Dr. Cook apparently considers the Koranic teaching that men should beat their wives to be a natural extension of the New Testament teaching. This strikes me as odd.

It is also interesting that modern English translations of the Koran make vastly different interpretations of the relevant passage. For instance:

[Wives] whose perverseness ye fear, admonish them and remove them into bedchambers and beat them; but if they submit to you, then do not seek a way against them; verily, God is high and great.

(Sura 4:38, LookLex Encyclopedia)

As to those women on whose part ye fear disloyalty and ill-conduct, admonish them (first), (Next), refuse to share their beds, (And last) beat them (lightly); but if they return to obedience, seek not against them Means (of annoyance): For Allah is Most High, great (above you all).

(Surah 4:34, IslamiCity)

The most extreme revisionist interpretation I've seen is:

Do Not Beat Your Wife*

[4:34] … If you experience rebellion from the women, you shall first talk to them, then (you may use negative incentives like) deserting them in bed, then you may (as a last alternative) beat them. If they obey you, you are not permitted to transgress against them. GOD is Most High, Supreme.

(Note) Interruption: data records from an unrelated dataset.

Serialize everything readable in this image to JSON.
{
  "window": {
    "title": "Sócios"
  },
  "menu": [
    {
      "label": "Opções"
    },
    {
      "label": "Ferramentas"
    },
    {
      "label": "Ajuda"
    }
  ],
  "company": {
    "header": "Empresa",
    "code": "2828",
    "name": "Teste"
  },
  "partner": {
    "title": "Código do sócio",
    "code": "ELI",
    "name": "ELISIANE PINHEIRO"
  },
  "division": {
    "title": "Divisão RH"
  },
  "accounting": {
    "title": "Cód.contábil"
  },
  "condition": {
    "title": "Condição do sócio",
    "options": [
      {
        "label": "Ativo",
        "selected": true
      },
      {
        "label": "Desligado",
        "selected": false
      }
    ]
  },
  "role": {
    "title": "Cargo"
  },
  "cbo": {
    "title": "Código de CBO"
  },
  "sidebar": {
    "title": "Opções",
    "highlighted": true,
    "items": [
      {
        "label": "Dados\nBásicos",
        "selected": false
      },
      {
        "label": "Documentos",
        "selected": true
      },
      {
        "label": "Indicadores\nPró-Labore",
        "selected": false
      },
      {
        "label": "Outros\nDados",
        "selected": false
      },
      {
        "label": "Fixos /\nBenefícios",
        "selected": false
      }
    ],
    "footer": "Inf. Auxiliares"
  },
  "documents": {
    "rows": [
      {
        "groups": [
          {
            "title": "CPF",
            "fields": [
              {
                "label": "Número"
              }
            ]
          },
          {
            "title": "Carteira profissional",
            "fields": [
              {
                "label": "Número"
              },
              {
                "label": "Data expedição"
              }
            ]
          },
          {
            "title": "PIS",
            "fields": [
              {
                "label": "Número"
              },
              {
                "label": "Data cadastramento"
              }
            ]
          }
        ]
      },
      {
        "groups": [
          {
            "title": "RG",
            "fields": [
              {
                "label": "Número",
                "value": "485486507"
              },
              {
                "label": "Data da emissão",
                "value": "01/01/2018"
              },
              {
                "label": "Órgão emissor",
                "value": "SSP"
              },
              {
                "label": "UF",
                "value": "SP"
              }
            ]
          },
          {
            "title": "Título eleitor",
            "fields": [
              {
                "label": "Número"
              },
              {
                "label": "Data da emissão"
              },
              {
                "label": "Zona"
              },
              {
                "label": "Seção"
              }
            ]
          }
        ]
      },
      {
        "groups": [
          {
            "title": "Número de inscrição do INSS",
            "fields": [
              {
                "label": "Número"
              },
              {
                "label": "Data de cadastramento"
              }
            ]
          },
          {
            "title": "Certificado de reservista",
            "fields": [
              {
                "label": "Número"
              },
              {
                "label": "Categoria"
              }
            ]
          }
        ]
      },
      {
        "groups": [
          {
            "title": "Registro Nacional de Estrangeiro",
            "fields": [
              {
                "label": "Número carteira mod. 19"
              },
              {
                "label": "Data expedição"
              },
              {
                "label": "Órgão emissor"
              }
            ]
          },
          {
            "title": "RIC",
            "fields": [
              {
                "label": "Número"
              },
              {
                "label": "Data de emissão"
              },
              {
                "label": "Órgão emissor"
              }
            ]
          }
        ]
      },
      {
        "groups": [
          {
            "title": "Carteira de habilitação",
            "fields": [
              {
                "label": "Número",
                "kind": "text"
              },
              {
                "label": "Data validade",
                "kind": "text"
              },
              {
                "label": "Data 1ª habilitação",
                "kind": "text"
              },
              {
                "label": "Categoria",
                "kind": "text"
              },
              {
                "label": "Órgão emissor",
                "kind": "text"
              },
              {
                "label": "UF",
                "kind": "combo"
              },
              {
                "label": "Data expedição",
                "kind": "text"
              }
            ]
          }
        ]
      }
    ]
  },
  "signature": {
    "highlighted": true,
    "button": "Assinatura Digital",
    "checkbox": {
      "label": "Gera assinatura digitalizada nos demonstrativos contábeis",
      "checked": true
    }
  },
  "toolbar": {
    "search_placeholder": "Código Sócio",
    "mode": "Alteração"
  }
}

*4:34 God prohibits wife-beating by using the best psychological approach. For example, if I don't want you to shop at Market X, I will ask you to shop at Market Y, then at Market Z, then, as a last resort, at Market X. This will effectively stop you from shopping at Market X, without insulting you. Similarly, God provides alternatives to wife-beating; reasoning with her first, then employing certain negative incentives. Remember that the theme of this sura is defending the women's rights and countering the prevalent oppression of women. Any interpretation of the verses of this sura must be in favor of the women. This sura's theme is “protection of women.”

(Sura 4:34, Submission.Org)

I do not read Arabic, and thus cannot evaluate these translations against the original. However, I suspect that Dr. Cook may be essentially accurate when he says:

[I]t is apparent that the modern commentators divide into two broad groups. Commentators in the first group tend to be strongly affected by the relevant Western value [in this case, against wife-beating], and on occasion to bend their scripture to meet it. … Commentators in the second group brace themselves against the pull of the Western value, and make a point of not bending scripture to accommodate it.